At least that's how I was feeling as I went to a church meeting about an hour after reading through THE packet. As I was in the church meeting listening to one of the leaders in my church share some thoughts about spiritual matters, the prayer in my heart was answered. I felt at total peace again. I knew that doing IVF is what Heavenly Father wants my husband and I to be doing. That doesn't mean that I know it will work, that we will get pregnant from this IVF, that doesn't necessarily matter. What matters is that my husband and I do what the Lord wants us to do...and we know He wants us to do this IVF. Whether is works or not is beside the point. If it works, then it will be a miracle and my husband and I will be the happiest we've ever been in our lives. If it doesn't, we will pray for comfort and peace and to understand why we needed to do that IVF. To understand what we needed to learn from going through IVF in order to be better prepared for the day we do have the incredible blessing of becoming parents. I know God's plan for our family is infinitely better then any scenario I could dream up for us, because I trust Him. He is the Almighty, He can make ANYTHING happen and I know He wants us to be happy so His timing and His will is all that matters.
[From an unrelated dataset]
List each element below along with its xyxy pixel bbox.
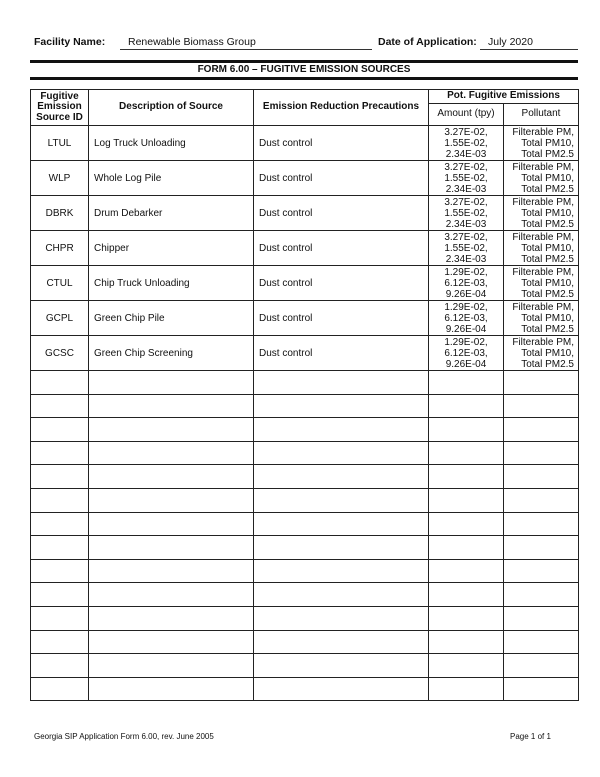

Sure, THE packet made me feel sick, exhausted, and overwhelmed, but I've learned when I focus my life on God and the Savior then faith and hope will always, always replace my doubts, fears, and pain.

Wednesday, September 4, 2013

The Monster Pill

I'm back on THE pill. I hate it.

Birth control pills of any kind are my nemesis. Ironically, the word "control" is part of the name when it makes me feel completely out of control! Seriously, I get so snappy, frustrated, and short tempered when I'm on the pill. I can tell when it's my hormones, because I'm crazy and I get upset about the weirdest things. Seriously, I'm not even kidding. Last night my husband said I got mad at him for turning over in bed and I slapped him (gently) on the face...I don't even remember that at all!!! Even in my sleep I'm a monster. Although, it's a tad funny that I "slept slapped" my husband, it just demonstrates how completely out of control I feel...and that is NOT funny. One minute, I'm stressed and frustrated about something and the next I'm crying and apologizing for letting my feelings get so out of control. Anyways, the next few weeks I have left on the pill are not going to be my favorite, which makes me a little sad since we are taking off on a two week road trip of New England. I just hope I can really enjoy myself on our vacation and try not to a hormonal monster.

PS My doctor's appt that I had for the water ultrasound and the test transfer was pretty flawless. Maybe I'm just getting use to the pain of having stuff like this done, but there was really only one painful part of the whole thing that was less than a second. Don't get me wrong, it wasn't comfortable and I certainly don't want to be doing those tests everyday, but it was bearable and not as bad as past procedures I've had done.